Im Gespräch wird häufig auch nach Allergien und Asthma gefragt. Das ist wichtig, weil diese Erkrankungen bei Menschen mit Nasenpolypen häufig gemeinsam auftreten. Ärzt:innen sprechen hier von einem Zusammenhang zwischen oberen und unteren Atemwegen. Nase und Lunge gehören funktionell zusammen. Dadurch können sich Entzündungen dieser beiden Körperteile gegenseitig beeinflussen.
Wenn Sie an Asthma leiden oder allergisch sind, sollten Sie das unbedingt erwähnen – auch dann, wenn diese Erkrankungen aktuell gut eingestellt sind. Auch frühere allergische Reaktionen, zum Beispiel auf Pollen, Hausstaub oder bestimmte Medikamente, sind für das Arztgespräch wichtig.

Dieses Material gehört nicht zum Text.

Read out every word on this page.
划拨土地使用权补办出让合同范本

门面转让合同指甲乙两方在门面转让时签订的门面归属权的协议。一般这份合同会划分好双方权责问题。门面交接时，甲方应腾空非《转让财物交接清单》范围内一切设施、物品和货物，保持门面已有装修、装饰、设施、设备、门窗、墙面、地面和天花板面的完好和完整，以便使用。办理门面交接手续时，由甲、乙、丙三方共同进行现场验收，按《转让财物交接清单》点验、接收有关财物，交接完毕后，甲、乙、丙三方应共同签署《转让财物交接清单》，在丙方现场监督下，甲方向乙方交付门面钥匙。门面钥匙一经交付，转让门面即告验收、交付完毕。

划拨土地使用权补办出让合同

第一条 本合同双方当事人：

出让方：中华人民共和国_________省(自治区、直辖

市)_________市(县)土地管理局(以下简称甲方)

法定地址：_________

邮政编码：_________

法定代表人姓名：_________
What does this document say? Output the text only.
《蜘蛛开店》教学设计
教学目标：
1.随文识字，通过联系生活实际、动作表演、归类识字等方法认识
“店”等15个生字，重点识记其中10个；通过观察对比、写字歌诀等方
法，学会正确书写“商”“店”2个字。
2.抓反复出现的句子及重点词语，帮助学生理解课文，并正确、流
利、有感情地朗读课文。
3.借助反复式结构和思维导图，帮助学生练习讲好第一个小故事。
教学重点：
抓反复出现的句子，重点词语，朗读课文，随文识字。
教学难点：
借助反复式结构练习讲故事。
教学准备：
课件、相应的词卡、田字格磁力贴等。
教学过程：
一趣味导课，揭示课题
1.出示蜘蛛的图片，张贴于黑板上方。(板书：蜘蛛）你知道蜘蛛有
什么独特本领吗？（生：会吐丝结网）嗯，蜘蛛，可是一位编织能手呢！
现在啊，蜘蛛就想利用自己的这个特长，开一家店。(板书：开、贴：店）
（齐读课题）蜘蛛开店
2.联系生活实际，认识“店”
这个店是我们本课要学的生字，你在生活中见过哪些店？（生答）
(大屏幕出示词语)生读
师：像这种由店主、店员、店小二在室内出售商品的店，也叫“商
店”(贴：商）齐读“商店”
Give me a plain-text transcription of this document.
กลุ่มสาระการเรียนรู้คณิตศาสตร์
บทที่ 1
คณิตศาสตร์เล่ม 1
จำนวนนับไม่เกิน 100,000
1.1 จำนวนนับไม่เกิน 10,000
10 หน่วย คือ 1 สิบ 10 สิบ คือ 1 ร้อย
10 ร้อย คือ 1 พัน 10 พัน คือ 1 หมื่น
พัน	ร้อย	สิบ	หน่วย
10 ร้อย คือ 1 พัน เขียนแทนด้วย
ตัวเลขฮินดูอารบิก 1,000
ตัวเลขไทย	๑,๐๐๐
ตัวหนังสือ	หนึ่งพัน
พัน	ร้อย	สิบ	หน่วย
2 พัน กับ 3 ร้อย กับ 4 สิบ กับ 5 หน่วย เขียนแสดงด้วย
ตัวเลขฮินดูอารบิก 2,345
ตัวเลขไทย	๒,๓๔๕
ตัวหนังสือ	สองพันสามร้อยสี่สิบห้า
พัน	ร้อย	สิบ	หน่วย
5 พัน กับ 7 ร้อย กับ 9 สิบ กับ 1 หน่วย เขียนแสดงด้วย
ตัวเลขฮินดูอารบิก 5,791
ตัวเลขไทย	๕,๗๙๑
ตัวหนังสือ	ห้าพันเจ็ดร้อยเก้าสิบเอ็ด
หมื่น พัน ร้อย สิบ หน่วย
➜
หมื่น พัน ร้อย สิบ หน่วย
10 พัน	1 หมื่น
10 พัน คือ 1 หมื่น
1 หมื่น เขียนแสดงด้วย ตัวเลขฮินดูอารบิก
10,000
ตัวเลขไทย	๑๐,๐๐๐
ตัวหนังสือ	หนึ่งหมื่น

Oft wird schon zu Beginn des Arzttermins ein abschwellendes Nasenspray angewendet. Dieses braucht ein paar Minuten, um zu wirken. Diese Zeit wird genutzt, um das Gespräch zu führen. Die Untersuchung selbst ist dadurch für Sie angenehmer und für die Ärztin oder den Arzt besser beurteilbar. Solch ein Nasenspray wird in diesem Fall für die Untersuchung genutzt, im Alltag sollten Sie es allerdings nur kurzfristig und nach ärztlicher Empfehlung einnehmen.
Nach dem Gespräch folgt die körperliche Untersuchung der Nase. Anschließend werden die Ergebnisse gemeinsam besprochen und das weitere Vorgehen geplant.